Earth's atmosphere contains many gases. The major component is nitrogen gas N2, a colourless, odourless and tasteless gas whose molecules are composed of two nitrogen atoms with atomic number 7.

Nitrogen makes up 78% of the air we breathe. Another 21% is oxygen, along with just 1% argon, and traces of carbon dioxide, krypton and hydrogen. There are also miniscule amounts of nitrous oxide, neon, helium, methane, xenon, ozone, iodine, carbon monoxide, and ammonia.


In the nitrogen molecule N2 there is a strong triple covalent bond between the nitrogen atoms, which is difficult to break apart. However, when these bonds do break, the resulting products are often highly reactive. Nitrogen atoms are part of several types of pollutants; combustion in the presence of nitrogen gas, such as in automobile engines, can generate nitric oxide (NO) and nitrogen dioxide (NO2). Both gases are poisonous on their own, and also contribute to the production of smog and acid rain, along with sulphur dioxide.

Commercially produced nitrogen is used as an inert (oxygen-free) gas for food packaging, and liquid nitrogen is used in cryogenic applications, particularly in the medical field. Nitrogen gas can be used to manufacture ammonia (NH3), which is used extensively to produce chemical fertilizers. Many industrially important compounds such as ammonia, nitric acid, and organic nitrates (fertilizers such as anhydrous ammonia (NH3), propellants and explosives) contain nitrogen.
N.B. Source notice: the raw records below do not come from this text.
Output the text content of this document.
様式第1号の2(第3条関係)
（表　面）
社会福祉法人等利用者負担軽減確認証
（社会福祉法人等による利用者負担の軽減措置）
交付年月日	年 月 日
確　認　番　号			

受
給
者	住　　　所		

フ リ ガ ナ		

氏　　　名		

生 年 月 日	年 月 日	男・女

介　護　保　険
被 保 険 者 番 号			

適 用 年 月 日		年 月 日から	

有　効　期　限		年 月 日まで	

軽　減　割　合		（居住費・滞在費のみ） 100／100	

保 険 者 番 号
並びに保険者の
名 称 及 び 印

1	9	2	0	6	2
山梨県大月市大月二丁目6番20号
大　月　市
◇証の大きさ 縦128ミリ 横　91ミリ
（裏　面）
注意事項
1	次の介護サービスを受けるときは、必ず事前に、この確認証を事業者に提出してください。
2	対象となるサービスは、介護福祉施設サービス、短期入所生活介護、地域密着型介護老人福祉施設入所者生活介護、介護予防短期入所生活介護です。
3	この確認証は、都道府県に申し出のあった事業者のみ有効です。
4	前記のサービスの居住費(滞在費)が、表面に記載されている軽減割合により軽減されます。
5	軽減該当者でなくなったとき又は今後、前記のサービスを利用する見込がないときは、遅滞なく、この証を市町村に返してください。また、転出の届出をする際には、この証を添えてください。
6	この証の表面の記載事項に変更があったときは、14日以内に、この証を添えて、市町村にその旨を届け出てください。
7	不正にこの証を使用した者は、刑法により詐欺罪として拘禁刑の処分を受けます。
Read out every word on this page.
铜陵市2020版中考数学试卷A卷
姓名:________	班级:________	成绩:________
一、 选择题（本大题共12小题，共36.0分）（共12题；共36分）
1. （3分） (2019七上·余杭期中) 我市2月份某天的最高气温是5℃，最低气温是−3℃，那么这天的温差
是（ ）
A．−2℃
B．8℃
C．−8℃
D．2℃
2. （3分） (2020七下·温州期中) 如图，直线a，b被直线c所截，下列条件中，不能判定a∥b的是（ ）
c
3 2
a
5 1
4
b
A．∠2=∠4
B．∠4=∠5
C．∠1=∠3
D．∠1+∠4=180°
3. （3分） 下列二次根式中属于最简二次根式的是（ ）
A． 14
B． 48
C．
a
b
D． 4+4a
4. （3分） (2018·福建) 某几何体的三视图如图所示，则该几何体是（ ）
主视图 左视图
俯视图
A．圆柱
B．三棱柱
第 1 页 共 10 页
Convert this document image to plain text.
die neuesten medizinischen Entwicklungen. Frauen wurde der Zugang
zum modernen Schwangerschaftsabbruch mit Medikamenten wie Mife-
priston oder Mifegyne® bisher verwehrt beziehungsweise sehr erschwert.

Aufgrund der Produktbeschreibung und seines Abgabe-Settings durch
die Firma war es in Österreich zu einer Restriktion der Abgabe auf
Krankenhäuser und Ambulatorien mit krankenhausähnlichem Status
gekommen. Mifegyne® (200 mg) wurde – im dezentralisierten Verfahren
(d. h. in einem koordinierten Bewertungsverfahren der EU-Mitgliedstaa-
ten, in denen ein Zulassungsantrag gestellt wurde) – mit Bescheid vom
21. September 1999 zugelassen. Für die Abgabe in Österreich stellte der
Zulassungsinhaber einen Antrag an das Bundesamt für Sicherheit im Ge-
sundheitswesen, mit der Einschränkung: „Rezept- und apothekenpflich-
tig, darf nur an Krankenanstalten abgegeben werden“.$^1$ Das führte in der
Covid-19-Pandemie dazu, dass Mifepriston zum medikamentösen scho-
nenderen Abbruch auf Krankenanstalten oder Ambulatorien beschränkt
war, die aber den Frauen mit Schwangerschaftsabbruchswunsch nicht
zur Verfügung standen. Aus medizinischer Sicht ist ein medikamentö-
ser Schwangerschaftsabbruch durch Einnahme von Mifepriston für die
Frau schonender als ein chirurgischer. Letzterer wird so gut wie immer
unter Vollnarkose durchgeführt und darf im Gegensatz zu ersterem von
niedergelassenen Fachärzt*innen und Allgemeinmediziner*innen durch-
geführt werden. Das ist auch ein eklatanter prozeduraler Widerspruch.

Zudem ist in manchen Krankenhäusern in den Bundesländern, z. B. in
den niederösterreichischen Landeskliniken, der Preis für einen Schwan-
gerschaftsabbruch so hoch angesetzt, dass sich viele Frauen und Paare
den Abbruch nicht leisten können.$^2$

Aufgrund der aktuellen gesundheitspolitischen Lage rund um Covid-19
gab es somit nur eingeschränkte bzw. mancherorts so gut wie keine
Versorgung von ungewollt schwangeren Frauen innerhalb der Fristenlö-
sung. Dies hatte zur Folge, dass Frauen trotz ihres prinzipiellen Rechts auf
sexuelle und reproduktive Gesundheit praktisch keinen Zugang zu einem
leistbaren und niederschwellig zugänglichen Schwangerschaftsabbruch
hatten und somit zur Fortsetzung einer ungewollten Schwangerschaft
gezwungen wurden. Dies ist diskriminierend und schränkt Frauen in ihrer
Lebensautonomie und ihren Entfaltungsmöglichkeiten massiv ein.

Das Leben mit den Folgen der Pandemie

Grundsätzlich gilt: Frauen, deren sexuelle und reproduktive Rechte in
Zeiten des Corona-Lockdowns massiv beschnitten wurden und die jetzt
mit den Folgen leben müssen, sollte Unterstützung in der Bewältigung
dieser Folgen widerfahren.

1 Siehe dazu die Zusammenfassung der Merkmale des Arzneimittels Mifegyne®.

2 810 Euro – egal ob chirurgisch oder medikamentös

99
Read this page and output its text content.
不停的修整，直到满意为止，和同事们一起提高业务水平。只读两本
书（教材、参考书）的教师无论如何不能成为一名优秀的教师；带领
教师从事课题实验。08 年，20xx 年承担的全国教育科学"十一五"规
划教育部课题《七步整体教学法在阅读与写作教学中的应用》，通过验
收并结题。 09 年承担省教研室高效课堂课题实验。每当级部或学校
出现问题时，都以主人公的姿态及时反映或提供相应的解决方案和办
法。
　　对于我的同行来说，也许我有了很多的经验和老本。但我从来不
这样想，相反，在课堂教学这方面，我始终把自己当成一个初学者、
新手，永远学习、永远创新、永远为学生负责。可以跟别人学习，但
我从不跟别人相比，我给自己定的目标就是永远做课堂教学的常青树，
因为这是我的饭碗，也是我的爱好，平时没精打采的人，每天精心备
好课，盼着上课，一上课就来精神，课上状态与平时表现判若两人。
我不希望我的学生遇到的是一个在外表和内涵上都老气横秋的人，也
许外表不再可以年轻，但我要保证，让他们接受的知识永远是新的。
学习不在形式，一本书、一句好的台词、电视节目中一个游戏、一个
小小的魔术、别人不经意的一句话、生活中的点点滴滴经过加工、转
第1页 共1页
Nitrous oxide (N2O), better known as laughing gas, is mostly used as a propellant and aerating agent for canned whipped cream, and was formerly commonly used as an anaesthetic. It is also used as an oxidiser in rocket propellants, and in motor racing to increase the power output of engines.
However, when nitrogen is added to the soil in animal urine, dung, and synthetic fertilisers, micro-organisms in the soil release it as nitrous oxide. Being the third most important greenhouse gas after carbon dioxide and methane, this source of nitrous oxide substantially contributes to climate change.

Nitrogen is one of the most important elements in the chemistry of living creatures. For example, nitrogen is part of amino acids, the building blocks of proteins. The human body contains about 3% nitrogen by mass, the fourth most abundant element in the body after oxygen, carbon, and hydrogen.

Certain microbes can take gaseous nitrogen from the air and convert it to ammonia, making it available to plants and other organisms in a process called nitrogen fixation.